Rob Bensinger Jun 12, 2022, 3:10 AM
LW: 17 AF: 7
8
AF
I think most worlds that successfully navigate AGI risk have properties like:
- AI results aren’t published publicly, going back to more or less the field’s origin.
- The research community deliberately steers toward relatively alignable approaches to AI, which includes steering away from approaches that look like ‘giant opaque deep nets’.
  - This means that you need to figure out what makes an approach ‘alignable’ earlier, which suggests much more research on getting de-confused regarding alignable cognition.
    Many such de-confusions will require a lot of software experimentation, but the kind of software/ML that helps you learn a lot about alignment as you work with it is itself a relatively narrow target that you likely need to steer towards deliberately, based on earlier, weaker deconfusion progress.

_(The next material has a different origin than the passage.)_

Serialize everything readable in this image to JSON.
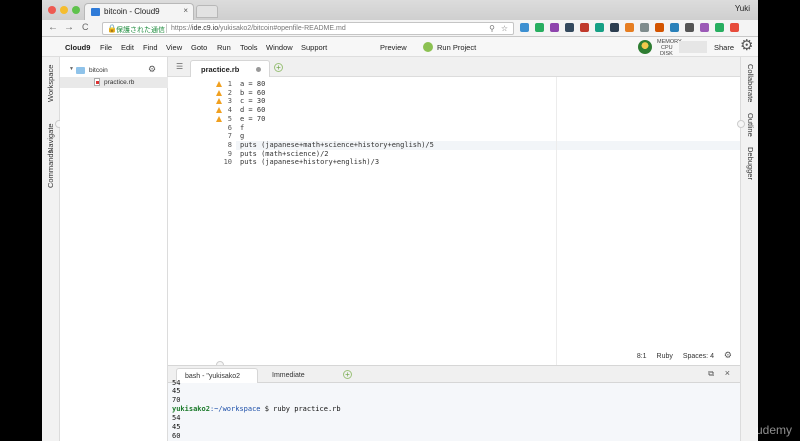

I don’t think having DL systems on hand to play with has helped humanity learn much about alignment thus far, and by default, I don’t expect humanity to get much more clarity on this before AGI kills us.

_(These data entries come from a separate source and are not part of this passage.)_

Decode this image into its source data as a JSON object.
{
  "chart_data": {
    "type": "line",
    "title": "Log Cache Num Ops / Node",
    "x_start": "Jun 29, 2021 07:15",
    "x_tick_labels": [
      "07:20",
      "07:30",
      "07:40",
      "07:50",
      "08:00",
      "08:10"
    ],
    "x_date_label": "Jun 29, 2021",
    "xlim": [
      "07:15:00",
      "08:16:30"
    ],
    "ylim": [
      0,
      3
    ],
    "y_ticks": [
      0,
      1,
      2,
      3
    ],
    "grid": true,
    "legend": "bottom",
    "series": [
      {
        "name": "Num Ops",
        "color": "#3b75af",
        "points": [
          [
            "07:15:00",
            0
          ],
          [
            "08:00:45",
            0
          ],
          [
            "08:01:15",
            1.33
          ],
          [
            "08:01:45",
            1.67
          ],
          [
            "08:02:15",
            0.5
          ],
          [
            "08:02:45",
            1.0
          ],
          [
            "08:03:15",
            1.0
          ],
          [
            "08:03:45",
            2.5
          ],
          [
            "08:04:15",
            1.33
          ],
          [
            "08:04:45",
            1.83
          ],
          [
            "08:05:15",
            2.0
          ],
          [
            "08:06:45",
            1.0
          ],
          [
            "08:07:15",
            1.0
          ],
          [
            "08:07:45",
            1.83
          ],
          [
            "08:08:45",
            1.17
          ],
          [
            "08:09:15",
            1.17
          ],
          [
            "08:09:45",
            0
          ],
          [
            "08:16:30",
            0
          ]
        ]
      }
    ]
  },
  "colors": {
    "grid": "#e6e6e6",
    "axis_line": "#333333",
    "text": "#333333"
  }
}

- Researchers focus on trying to predict features of future systems, and trying to get mental clarity about how to align such systems, rather than focusing on ‘align ELIZA’ just because ELIZA is the latest hot new thing. Make and test predictions, back-chain from predictions to ‘things that are useful today’, and pick actions that are aimed at steering — rather than just wandering idly from capabilities fad to capabilities fad.
  - (Steering will often fail. But you’ll definitely fail if you don’t even try. None of this is easy, but to date humanity hasn’t even made an attempt.)
- In this counterfactual world, deductive reasoners and expert systems were only ever considered a set of toy settings for improving our intuitions, never a direct path to AGI.
  - (I.e., the civilization was probably never that level of confused about core questions like ‘how much of cognition looks like logical deduction?’; their version of Aristotle or Plato, or at least Descartes, focused on quantitative probabilistic reasoning. It’s an adequacy red flag that our civilization was so confused about so many things going into the 20th century.)
To me, all of this suggests a world where you talk about alignment before you start seeing crazy explosions in capabilities. I don’t know what you mean by “we didn’t even have the concept of machine learning back then”, but I flatly don’t buy that the species that landed on the Moon isn’t capable of generating a (more disjunctive version of) the OP’s semitechnical concerns pre-AlexNet.
You need the norm of ‘be able to discuss things before you have overwhelming empirical evidence’, and you need the skill of ‘be good at reasoning about such things’, in order to solve alignment at all; so it’s a no-brainer that not-wildly-incompetent civilizations at least attempt literally any of this.
- Thomas Kwa Oct 4, 2022, 12:15 AM
  5 points
  0
  Parent
  “most worlds that successfully navigate AGI risk” is kind of a strange framing to me.
  For one thing, it represents p(our world | success) and we care about p(success | our world). To convert between the two you of course need to multiply by p(success) / p(our world). What’s the prior distribution of worlds? This seems underspecified.
  For another, using the methodology “think about whether our civilization seems more competent than the problem is hard” or “whether our civilization seems on track to solve the problem” I might have forecast nuclear annihilation (not sure about this).
  The methodology seems to work when we’re relatively certain about the level of difficulty on the mainline, so if I were more sold on that I would believe this more. It would still feel kind of weird though.